= Price book =

In economics, a price book is a book in which the normal prices of an item are listed for all suppliers. This allows one to determine the lowest price possible.

If a group of suppliers adhere to a particular price book, in other words, they set the prices of the price book artificially higher than the market clearing price, then they are "fixing the price" of that item. This is illegal in most countries and is often found in oligopolies (industries with a few competitors (2-8), but not enough to make it a perfect market).

==Construction industry==
In construction a price book is used to estimate the cost of work.
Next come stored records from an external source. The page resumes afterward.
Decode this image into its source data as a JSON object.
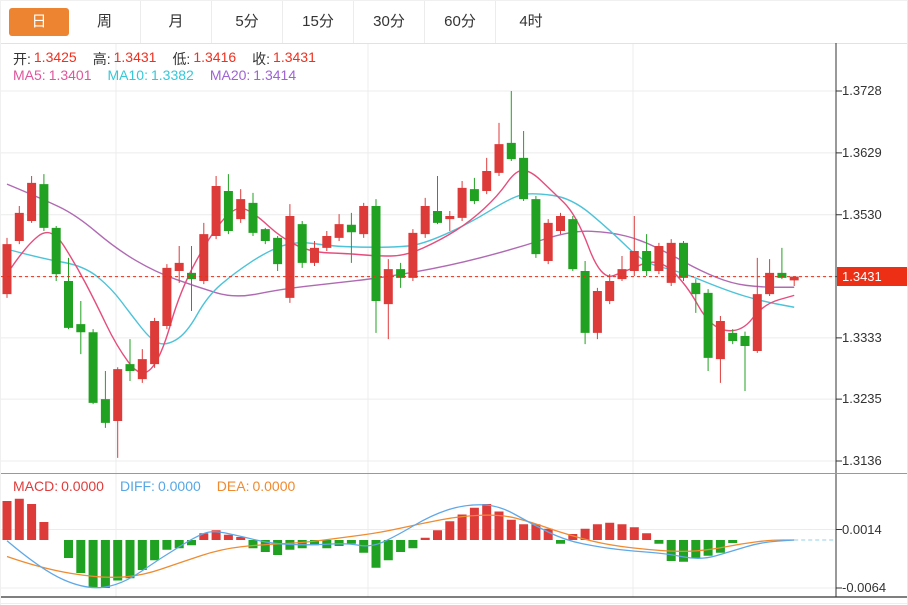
{
  "tabs": [
    {
      "key": "day",
      "label": "日",
      "active": true
    },
    {
      "key": "week",
      "label": "周",
      "active": false
    },
    {
      "key": "month",
      "label": "月",
      "active": false
    },
    {
      "key": "5min",
      "label": "5分",
      "active": false
    },
    {
      "key": "15min",
      "label": "15分",
      "active": false
    },
    {
      "key": "30min",
      "label": "30分",
      "active": false
    },
    {
      "key": "60min",
      "label": "60分",
      "active": false
    },
    {
      "key": "4hour",
      "label": "4时",
      "active": false
    }
  ],
  "ohlc_bar": {
    "open_label": "开:",
    "open": "1.3425",
    "high_label": "高:",
    "high": "1.3431",
    "low_label": "低:",
    "low": "1.3416",
    "close_label": "收:",
    "close": "1.3431"
  },
  "ma_bar": {
    "ma5_label": "MA5:",
    "ma5": "1.3401",
    "ma10_label": "MA10:",
    "ma10": "1.3382",
    "ma20_label": "MA20:",
    "ma20": "1.3414"
  },
  "macd_bar": {
    "macd_label": "MACD:",
    "macd": "0.0000",
    "diff_label": "DIFF:",
    "diff": "0.0000",
    "dea_label": "DEA:",
    "dea": "0.0000"
  },
  "colors": {
    "up": "#dd3b3a",
    "down": "#21a121",
    "ma5": "#e54d7c",
    "ma10": "#4cc3d9",
    "ma20": "#b06ab3",
    "diff": "#5fa8e8",
    "dea": "#ef8b30",
    "tab_accent": "#ec8432",
    "price_tag": "#ed2f16",
    "grid": "#ececec"
  },
  "chart_data": {
    "type": "candlestick",
    "title": "",
    "price_axis_labels": [
      "1.3728",
      "1.3629",
      "1.3530",
      "1.3431",
      "1.3333",
      "1.3235",
      "1.3136"
    ],
    "current_price": "1.3431",
    "macd_axis_labels": [
      "0.0014",
      "-0.0064"
    ],
    "candles": [
      [
        1.3403,
        1.3493,
        1.3397,
        1.3483
      ],
      [
        1.3488,
        1.3544,
        1.3483,
        1.3533
      ],
      [
        1.352,
        1.3592,
        1.3517,
        1.3581
      ],
      [
        1.3579,
        1.3595,
        1.3504,
        1.3509
      ],
      [
        1.3509,
        1.3512,
        1.3424,
        1.3435
      ],
      [
        1.3424,
        1.3461,
        1.3347,
        1.3349
      ],
      [
        1.3355,
        1.3392,
        1.3307,
        1.3342
      ],
      [
        1.3342,
        1.3347,
        1.3227,
        1.3229
      ],
      [
        1.3235,
        1.328,
        1.3189,
        1.3197
      ],
      [
        1.32,
        1.3286,
        1.3141,
        1.3283
      ],
      [
        1.3291,
        1.3331,
        1.3264,
        1.328
      ],
      [
        1.3267,
        1.3315,
        1.3261,
        1.3299
      ],
      [
        1.3291,
        1.3365,
        1.3285,
        1.336
      ],
      [
        1.3352,
        1.3451,
        1.3347,
        1.3445
      ],
      [
        1.344,
        1.348,
        1.3421,
        1.3453
      ],
      [
        1.3437,
        1.348,
        1.3376,
        1.3427
      ],
      [
        1.3424,
        1.3517,
        1.3419,
        1.3499
      ],
      [
        1.3496,
        1.3592,
        1.3491,
        1.3576
      ],
      [
        1.3568,
        1.3595,
        1.3499,
        1.3504
      ],
      [
        1.3523,
        1.3571,
        1.3517,
        1.3555
      ],
      [
        1.3549,
        1.3565,
        1.3496,
        1.3501
      ],
      [
        1.3507,
        1.3509,
        1.3483,
        1.3488
      ],
      [
        1.3493,
        1.3496,
        1.344,
        1.3451
      ],
      [
        1.3397,
        1.3547,
        1.3389,
        1.3528
      ],
      [
        1.3515,
        1.352,
        1.3445,
        1.3453
      ],
      [
        1.3453,
        1.3488,
        1.3448,
        1.3477
      ],
      [
        1.3477,
        1.3504,
        1.3472,
        1.3496
      ],
      [
        1.3493,
        1.3531,
        1.3488,
        1.3515
      ],
      [
        1.3514,
        1.3533,
        1.3453,
        1.3502
      ],
      [
        1.3499,
        1.3549,
        1.3493,
        1.3544
      ],
      [
        1.3544,
        1.3555,
        1.3341,
        1.3392
      ],
      [
        1.3387,
        1.3459,
        1.3331,
        1.3443
      ],
      [
        1.3443,
        1.3453,
        1.3413,
        1.3429
      ],
      [
        1.3429,
        1.3507,
        1.3424,
        1.3501
      ],
      [
        1.3499,
        1.3557,
        1.3493,
        1.3544
      ],
      [
        1.3536,
        1.3592,
        1.3515,
        1.3517
      ],
      [
        1.3523,
        1.3536,
        1.3504,
        1.3528
      ],
      [
        1.3525,
        1.3584,
        1.352,
        1.3573
      ],
      [
        1.3571,
        1.3589,
        1.3547,
        1.3552
      ],
      [
        1.3568,
        1.3621,
        1.3563,
        1.36
      ],
      [
        1.3597,
        1.3677,
        1.3592,
        1.3643
      ],
      [
        1.3645,
        1.3728,
        1.3616,
        1.3619
      ],
      [
        1.3621,
        1.3664,
        1.3552,
        1.3555
      ],
      [
        1.3555,
        1.356,
        1.3461,
        1.3467
      ],
      [
        1.3456,
        1.3523,
        1.3451,
        1.3517
      ],
      [
        1.3504,
        1.3533,
        1.3499,
        1.3528
      ],
      [
        1.3523,
        1.3528,
        1.344,
        1.3443
      ],
      [
        1.344,
        1.3456,
        1.3323,
        1.3341
      ],
      [
        1.3341,
        1.3413,
        1.3331,
        1.3408
      ],
      [
        1.3392,
        1.3435,
        1.3387,
        1.3424
      ],
      [
        1.3427,
        1.3464,
        1.3424,
        1.3443
      ],
      [
        1.344,
        1.3528,
        1.3432,
        1.3472
      ],
      [
        1.3472,
        1.3499,
        1.3432,
        1.344
      ],
      [
        1.344,
        1.3485,
        1.3435,
        1.348
      ],
      [
        1.3421,
        1.3491,
        1.3416,
        1.3485
      ],
      [
        1.3485,
        1.3488,
        1.3424,
        1.3429
      ],
      [
        1.3421,
        1.3427,
        1.3373,
        1.3403
      ],
      [
        1.3405,
        1.3411,
        1.328,
        1.3301
      ],
      [
        1.3299,
        1.3368,
        1.3261,
        1.336
      ],
      [
        1.3341,
        1.3347,
        1.3323,
        1.3328
      ],
      [
        1.3336,
        1.3343,
        1.3248,
        1.332
      ],
      [
        1.3312,
        1.3461,
        1.3309,
        1.3403
      ],
      [
        1.3403,
        1.3459,
        1.34,
        1.3437
      ],
      [
        1.3437,
        1.3477,
        1.3427,
        1.3429
      ],
      [
        1.3425,
        1.3431,
        1.3416,
        1.3431
      ]
    ],
    "ma5": [
      [
        0,
        1.3435
      ],
      [
        1.5,
        1.348
      ],
      [
        3.6,
        1.3512
      ],
      [
        5.6,
        1.345
      ],
      [
        7.2,
        1.339
      ],
      [
        8.9,
        1.332
      ],
      [
        10.9,
        1.3267
      ],
      [
        12.5,
        1.33
      ],
      [
        14.1,
        1.341
      ],
      [
        16.6,
        1.35
      ],
      [
        18.6,
        1.3545
      ],
      [
        20.1,
        1.3533
      ],
      [
        22.3,
        1.3493
      ],
      [
        24.7,
        1.347
      ],
      [
        27.6,
        1.3468
      ],
      [
        30,
        1.3464
      ],
      [
        32.4,
        1.3464
      ],
      [
        35.3,
        1.349
      ],
      [
        37.7,
        1.352
      ],
      [
        39.9,
        1.356
      ],
      [
        41.4,
        1.3602
      ],
      [
        42.6,
        1.36
      ],
      [
        44.2,
        1.357
      ],
      [
        46.3,
        1.353
      ],
      [
        48.3,
        1.3425
      ],
      [
        50.3,
        1.344
      ],
      [
        52.9,
        1.3461
      ],
      [
        55.2,
        1.342
      ],
      [
        57.2,
        1.3349
      ],
      [
        59.7,
        1.3341
      ],
      [
        61.5,
        1.3387
      ],
      [
        64,
        1.3401
      ]
    ],
    "ma10": [
      [
        0,
        1.3475
      ],
      [
        2.8,
        1.346
      ],
      [
        6.3,
        1.3448
      ],
      [
        8.5,
        1.3412
      ],
      [
        10.1,
        1.337
      ],
      [
        11.7,
        1.333
      ],
      [
        12.9,
        1.332
      ],
      [
        14.6,
        1.334
      ],
      [
        16.3,
        1.34
      ],
      [
        18.5,
        1.3437
      ],
      [
        21.2,
        1.3472
      ],
      [
        23.5,
        1.3488
      ],
      [
        26.3,
        1.348
      ],
      [
        28.8,
        1.3478
      ],
      [
        31.5,
        1.3478
      ],
      [
        33.7,
        1.3482
      ],
      [
        37.5,
        1.3515
      ],
      [
        41.2,
        1.356
      ],
      [
        42.8,
        1.3565
      ],
      [
        45.9,
        1.3557
      ],
      [
        49.1,
        1.3504
      ],
      [
        51.8,
        1.3452
      ],
      [
        54.6,
        1.344
      ],
      [
        58.6,
        1.3408
      ],
      [
        61.3,
        1.3392
      ],
      [
        64,
        1.3382
      ]
    ],
    "ma20": [
      [
        0,
        1.3579
      ],
      [
        2.8,
        1.3556
      ],
      [
        5.6,
        1.353
      ],
      [
        8.9,
        1.3475
      ],
      [
        12.1,
        1.3438
      ],
      [
        15.4,
        1.3415
      ],
      [
        18.5,
        1.3396
      ],
      [
        22.3,
        1.3411
      ],
      [
        26.3,
        1.342
      ],
      [
        30.4,
        1.3429
      ],
      [
        35.9,
        1.3448
      ],
      [
        41.2,
        1.3475
      ],
      [
        45.9,
        1.3505
      ],
      [
        49.1,
        1.3502
      ],
      [
        51.5,
        1.349
      ],
      [
        54,
        1.3466
      ],
      [
        56.4,
        1.344
      ],
      [
        58.9,
        1.342
      ],
      [
        61.3,
        1.3414
      ],
      [
        64,
        1.3414
      ]
    ],
    "macd_histogram": [
      0.0052,
      0.0055,
      0.0048,
      0.0024,
      0,
      -0.0024,
      -0.0044,
      -0.0063,
      -0.0064,
      -0.0054,
      -0.0051,
      -0.004,
      -0.0027,
      -0.0013,
      -0.0011,
      -0.0007,
      0.0009,
      0.0013,
      0.0007,
      0.0004,
      -0.0011,
      -0.0016,
      -0.002,
      -0.0013,
      -0.0011,
      -0.0007,
      -0.0011,
      -0.0008,
      -0.0005,
      -0.0017,
      -0.0037,
      -0.0027,
      -0.0016,
      -0.0011,
      0.0003,
      0.0013,
      0.0025,
      0.0034,
      0.0043,
      0.0048,
      0.0038,
      0.0027,
      0.0021,
      0.0021,
      0.0015,
      -0.0005,
      0.0008,
      0.0015,
      0.0021,
      0.0023,
      0.0021,
      0.0017,
      0.0009,
      -0.0005,
      -0.0028,
      -0.0029,
      -0.0024,
      -0.0021,
      -0.0017,
      -0.0004,
      0,
      0,
      0,
      0,
      0
    ],
    "diff_line": [
      [
        0,
        -0.0001
      ],
      [
        2.8,
        -0.004
      ],
      [
        6.4,
        -0.0066
      ],
      [
        9.3,
        -0.006
      ],
      [
        12.5,
        -0.0024
      ],
      [
        15.8,
        0.0009
      ],
      [
        17,
        0.0012
      ],
      [
        19,
        0.0005
      ],
      [
        21.5,
        -0.0005
      ],
      [
        24.7,
        -0.0007
      ],
      [
        27.6,
        -0.0004
      ],
      [
        29.6,
        -0.001
      ],
      [
        31.6,
        0.0005
      ],
      [
        34.5,
        0.0033
      ],
      [
        37.1,
        0.0047
      ],
      [
        39.9,
        0.0047
      ],
      [
        42.6,
        0.0022
      ],
      [
        45.3,
        0
      ],
      [
        48.3,
        -0.001
      ],
      [
        51,
        -0.0015
      ],
      [
        53.6,
        -0.0018
      ],
      [
        56.4,
        -0.0027
      ],
      [
        58.9,
        -0.0015
      ],
      [
        61.3,
        -0.0003
      ],
      [
        64,
        0
      ]
    ],
    "dea_line": [
      [
        0,
        -0.0022
      ],
      [
        2.8,
        -0.0038
      ],
      [
        7.6,
        -0.0051
      ],
      [
        10.9,
        -0.0048
      ],
      [
        14.1,
        -0.003
      ],
      [
        17.4,
        -0.0012
      ],
      [
        20.7,
        -0.0006
      ],
      [
        23.9,
        -0.0004
      ],
      [
        27.2,
        0.0003
      ],
      [
        30.4,
        0.001
      ],
      [
        33.7,
        0.0022
      ],
      [
        36.9,
        0.0032
      ],
      [
        40.2,
        0.0034
      ],
      [
        42.6,
        0.0024
      ],
      [
        45,
        0.001
      ],
      [
        48.3,
        -0.0005
      ],
      [
        51.5,
        -0.0012
      ],
      [
        54.8,
        -0.0016
      ],
      [
        57.2,
        -0.0013
      ],
      [
        59.7,
        -0.0005
      ],
      [
        62.1,
        0
      ],
      [
        64,
        0
      ]
    ]
  }
}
Historically the Carpenters' Company of the City and County of Philadelphia used their price book to control prices.

== Economic and legal implications ==
In economic analysis, price books can influence market outcomes by increasing price transparency among buyers and sellers. When used legitimately, they may reduce search costs and assist purchasers in comparing suppliers. However, when suppliers collectively adhere to a shared price book that sets prices above competitive levels, such coordination may restrict competition and distort market pricing mechanisms.

Competition authorities note that agreements or practices that effectively standardize prices among competing firms may constitute price fixing, which is prohibited under antitrust and competition laws in many jurisdictions. Such practices are of particular concern in markets with a small number of suppliers, where coordinated pricing can more easily be sustained and may lead to higher prices and reduced consumer welfare.